Posted by: Mr DNA at November 8, 2005 4:08 AM

"the act of reproduction is in no way based or dependent on chirality. even the most general biochemistry textbook should clear that up for you."

Au Contraire. reproduction is intimately bound to homochirality, without which nucleic acids could not encode biological mechanisms, nor could proteins reliablely fold into biologically active shapes.

Only things that reproduce are alive, and only living things can evolve, and no living things (not even viri) are heterochiral.

"it can be admittedly difficult to imagine that something so integral to our beings (such as homochirality, respiration, cellular nuclei, etc.) could have ever been less important, or not existent at all."

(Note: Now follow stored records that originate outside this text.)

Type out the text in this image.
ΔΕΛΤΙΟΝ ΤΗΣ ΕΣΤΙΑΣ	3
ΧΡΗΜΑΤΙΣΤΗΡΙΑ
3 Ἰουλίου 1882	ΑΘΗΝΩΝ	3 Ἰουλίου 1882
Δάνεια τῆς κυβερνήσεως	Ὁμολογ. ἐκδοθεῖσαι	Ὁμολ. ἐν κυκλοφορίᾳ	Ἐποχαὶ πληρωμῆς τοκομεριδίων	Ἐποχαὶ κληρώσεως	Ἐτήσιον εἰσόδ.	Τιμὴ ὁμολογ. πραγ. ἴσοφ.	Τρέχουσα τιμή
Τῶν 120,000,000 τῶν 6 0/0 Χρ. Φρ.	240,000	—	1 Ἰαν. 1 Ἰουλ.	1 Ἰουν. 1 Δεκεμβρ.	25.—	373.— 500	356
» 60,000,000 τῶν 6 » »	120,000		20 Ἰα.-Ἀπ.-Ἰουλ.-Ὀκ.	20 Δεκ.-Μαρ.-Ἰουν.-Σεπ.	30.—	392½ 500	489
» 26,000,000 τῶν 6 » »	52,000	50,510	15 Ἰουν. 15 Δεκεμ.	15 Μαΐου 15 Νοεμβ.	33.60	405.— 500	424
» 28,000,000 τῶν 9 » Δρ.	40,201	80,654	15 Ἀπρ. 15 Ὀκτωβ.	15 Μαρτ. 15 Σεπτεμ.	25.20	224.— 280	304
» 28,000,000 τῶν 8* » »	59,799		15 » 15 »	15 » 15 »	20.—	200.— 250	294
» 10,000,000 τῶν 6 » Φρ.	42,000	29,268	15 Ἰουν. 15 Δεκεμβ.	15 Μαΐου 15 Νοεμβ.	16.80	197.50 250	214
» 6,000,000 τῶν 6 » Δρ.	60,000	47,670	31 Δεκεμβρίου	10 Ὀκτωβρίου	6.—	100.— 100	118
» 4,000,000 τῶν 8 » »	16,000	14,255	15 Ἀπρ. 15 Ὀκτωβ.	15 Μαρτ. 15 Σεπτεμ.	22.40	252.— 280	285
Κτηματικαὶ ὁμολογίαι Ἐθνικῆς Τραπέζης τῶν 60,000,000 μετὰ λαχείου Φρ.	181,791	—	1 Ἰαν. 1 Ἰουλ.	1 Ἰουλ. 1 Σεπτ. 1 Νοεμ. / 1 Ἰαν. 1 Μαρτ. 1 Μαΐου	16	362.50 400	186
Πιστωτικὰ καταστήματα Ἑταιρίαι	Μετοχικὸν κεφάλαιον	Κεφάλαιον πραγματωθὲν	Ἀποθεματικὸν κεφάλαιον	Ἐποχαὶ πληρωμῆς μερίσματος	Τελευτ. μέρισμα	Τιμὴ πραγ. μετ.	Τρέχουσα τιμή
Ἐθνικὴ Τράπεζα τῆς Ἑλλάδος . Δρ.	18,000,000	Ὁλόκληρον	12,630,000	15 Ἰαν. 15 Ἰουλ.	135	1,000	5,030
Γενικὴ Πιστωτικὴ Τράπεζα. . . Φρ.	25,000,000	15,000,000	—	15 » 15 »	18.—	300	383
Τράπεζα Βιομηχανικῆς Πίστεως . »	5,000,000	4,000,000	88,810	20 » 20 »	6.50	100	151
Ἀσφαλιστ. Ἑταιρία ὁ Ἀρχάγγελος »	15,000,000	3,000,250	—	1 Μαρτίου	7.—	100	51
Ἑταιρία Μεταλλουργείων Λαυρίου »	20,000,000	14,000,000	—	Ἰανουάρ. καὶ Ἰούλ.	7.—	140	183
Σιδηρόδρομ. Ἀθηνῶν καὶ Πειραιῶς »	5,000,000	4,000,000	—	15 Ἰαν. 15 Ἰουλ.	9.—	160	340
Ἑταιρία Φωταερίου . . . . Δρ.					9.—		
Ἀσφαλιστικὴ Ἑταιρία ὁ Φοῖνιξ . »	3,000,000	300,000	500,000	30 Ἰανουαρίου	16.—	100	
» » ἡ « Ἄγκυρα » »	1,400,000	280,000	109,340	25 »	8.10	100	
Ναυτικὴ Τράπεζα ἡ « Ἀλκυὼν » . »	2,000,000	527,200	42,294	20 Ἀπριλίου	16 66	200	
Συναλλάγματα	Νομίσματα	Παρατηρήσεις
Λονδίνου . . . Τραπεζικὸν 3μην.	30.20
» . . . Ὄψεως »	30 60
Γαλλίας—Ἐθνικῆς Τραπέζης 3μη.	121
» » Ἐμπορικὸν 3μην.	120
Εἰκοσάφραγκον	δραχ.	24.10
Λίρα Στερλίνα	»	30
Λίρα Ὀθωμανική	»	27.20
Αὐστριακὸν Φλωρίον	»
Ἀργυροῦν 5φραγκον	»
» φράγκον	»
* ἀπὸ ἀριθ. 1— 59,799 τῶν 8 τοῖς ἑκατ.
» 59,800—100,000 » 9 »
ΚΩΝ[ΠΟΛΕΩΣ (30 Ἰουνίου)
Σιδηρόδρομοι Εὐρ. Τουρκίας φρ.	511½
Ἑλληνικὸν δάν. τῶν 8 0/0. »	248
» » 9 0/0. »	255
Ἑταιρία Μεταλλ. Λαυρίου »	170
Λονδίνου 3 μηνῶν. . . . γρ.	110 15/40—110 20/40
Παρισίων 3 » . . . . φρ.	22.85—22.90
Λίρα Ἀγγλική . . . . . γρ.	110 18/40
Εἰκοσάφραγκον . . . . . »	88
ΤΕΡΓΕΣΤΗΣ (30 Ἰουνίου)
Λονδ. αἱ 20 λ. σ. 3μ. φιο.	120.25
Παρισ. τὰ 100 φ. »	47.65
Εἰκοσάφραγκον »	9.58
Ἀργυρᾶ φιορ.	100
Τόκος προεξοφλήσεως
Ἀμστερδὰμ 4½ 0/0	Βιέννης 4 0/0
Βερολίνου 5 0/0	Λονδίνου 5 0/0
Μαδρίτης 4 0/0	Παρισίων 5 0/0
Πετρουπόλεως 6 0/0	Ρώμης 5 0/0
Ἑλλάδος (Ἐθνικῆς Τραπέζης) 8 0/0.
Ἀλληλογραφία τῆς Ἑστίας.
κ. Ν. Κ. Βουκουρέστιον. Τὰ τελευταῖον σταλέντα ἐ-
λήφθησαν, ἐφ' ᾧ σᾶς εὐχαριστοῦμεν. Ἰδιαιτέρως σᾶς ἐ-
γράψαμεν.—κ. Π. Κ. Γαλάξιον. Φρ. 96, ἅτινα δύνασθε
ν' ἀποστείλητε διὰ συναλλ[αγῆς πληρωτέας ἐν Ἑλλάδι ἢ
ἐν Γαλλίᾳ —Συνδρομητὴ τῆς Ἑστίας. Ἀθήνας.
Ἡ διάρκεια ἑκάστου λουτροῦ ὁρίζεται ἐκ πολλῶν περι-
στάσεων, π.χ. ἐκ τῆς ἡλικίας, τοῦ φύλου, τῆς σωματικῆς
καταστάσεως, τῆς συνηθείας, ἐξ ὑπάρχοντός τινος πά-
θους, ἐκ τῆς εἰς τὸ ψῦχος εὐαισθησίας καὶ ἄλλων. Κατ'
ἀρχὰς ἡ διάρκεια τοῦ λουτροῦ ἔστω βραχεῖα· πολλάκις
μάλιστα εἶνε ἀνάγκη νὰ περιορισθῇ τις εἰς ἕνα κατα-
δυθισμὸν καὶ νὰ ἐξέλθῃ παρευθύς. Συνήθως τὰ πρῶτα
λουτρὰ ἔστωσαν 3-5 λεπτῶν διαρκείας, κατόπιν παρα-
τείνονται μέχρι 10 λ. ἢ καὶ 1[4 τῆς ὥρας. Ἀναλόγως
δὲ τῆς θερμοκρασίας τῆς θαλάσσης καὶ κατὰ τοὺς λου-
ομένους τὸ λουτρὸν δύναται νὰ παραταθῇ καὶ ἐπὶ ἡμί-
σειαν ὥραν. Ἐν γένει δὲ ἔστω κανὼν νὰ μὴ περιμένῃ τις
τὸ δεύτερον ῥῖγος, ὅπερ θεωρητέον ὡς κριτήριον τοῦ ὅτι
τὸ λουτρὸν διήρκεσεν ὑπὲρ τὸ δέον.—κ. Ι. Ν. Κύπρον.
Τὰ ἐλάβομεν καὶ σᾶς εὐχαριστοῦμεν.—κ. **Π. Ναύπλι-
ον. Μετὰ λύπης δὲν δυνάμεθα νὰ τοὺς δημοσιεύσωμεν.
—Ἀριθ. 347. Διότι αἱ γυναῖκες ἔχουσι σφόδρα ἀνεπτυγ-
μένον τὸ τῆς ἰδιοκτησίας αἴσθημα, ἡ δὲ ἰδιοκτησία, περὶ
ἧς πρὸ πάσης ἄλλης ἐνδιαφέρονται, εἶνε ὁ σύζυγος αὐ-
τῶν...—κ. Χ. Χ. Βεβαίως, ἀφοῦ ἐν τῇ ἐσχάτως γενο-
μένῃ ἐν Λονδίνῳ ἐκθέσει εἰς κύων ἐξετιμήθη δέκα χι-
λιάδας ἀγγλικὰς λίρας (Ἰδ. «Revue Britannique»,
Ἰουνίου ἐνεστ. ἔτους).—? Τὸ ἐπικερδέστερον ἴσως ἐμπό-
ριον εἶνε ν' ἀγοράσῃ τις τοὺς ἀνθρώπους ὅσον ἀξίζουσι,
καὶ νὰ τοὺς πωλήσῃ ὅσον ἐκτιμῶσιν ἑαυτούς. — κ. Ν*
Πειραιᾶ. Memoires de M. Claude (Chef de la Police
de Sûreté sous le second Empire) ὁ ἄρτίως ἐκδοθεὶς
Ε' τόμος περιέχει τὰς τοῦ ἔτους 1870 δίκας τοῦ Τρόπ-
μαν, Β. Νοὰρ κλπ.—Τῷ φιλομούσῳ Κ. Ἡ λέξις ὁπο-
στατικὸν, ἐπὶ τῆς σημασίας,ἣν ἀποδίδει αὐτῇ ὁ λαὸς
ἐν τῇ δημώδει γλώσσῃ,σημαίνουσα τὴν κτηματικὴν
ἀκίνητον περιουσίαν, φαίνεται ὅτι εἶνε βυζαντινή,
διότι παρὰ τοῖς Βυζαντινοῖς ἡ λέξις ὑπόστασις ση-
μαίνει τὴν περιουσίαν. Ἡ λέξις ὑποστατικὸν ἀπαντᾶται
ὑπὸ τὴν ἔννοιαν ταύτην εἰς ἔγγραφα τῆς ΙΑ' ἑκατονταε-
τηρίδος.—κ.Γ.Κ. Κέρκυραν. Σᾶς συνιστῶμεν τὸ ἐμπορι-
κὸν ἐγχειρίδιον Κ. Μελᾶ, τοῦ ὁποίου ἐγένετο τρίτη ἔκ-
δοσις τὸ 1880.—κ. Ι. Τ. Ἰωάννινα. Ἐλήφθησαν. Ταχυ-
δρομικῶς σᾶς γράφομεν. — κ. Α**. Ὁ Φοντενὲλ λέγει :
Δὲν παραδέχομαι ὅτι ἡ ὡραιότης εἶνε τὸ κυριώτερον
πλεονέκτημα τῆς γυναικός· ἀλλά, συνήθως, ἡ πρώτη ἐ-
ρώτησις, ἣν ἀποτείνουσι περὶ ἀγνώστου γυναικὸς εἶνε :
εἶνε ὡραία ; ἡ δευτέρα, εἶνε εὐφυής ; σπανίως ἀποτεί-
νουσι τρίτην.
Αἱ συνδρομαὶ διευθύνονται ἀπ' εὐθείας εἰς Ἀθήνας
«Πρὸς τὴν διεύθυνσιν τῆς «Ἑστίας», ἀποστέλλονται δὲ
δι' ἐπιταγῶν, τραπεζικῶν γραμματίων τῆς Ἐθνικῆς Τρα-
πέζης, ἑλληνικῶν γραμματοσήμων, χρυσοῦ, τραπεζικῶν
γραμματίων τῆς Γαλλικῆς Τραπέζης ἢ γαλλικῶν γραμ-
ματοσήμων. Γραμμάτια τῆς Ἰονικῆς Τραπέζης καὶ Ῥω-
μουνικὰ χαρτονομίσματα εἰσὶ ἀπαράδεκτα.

as OJ is fond of pointing out, believing that something occured without any evidence that it did occur is an act of faith, perhaps a more stubborn one than any theist has ever made.

Posted by: Robert Schwartz at November 8, 2005 1:42 PM

"as OJ is fond of pointing out, believing that something occured without any evidence that it did occur is an act of faith, perhaps a more stubborn one than any theist has ever made."

not only do you dismiss the theory the scientists are exploring (perfectly within your right to do so), but then you label their attempt to gather evidence as a stunt, ignore whatever evidence was gathered, and call the whole thing an act of faith ("without any evidence").

kudos.

Posted by: Mr DNA at November 8, 2005 2:31 PM

Mr. DNA:

Stunt is unfair--believers are often blind to their own actions. They need not be engaged in actual fraud.

Posted by: oj at November 8, 2005 5:17 PM

Its a stunt. They can create racemic mixtures of non-biotic organic molecules, and, with a lot of hand waving, the faithful claim that they have decerned the mechanism by which living things came to be. They haven't of course. There is nothing that they point to that would lead to the conclusion that life could have begun that way.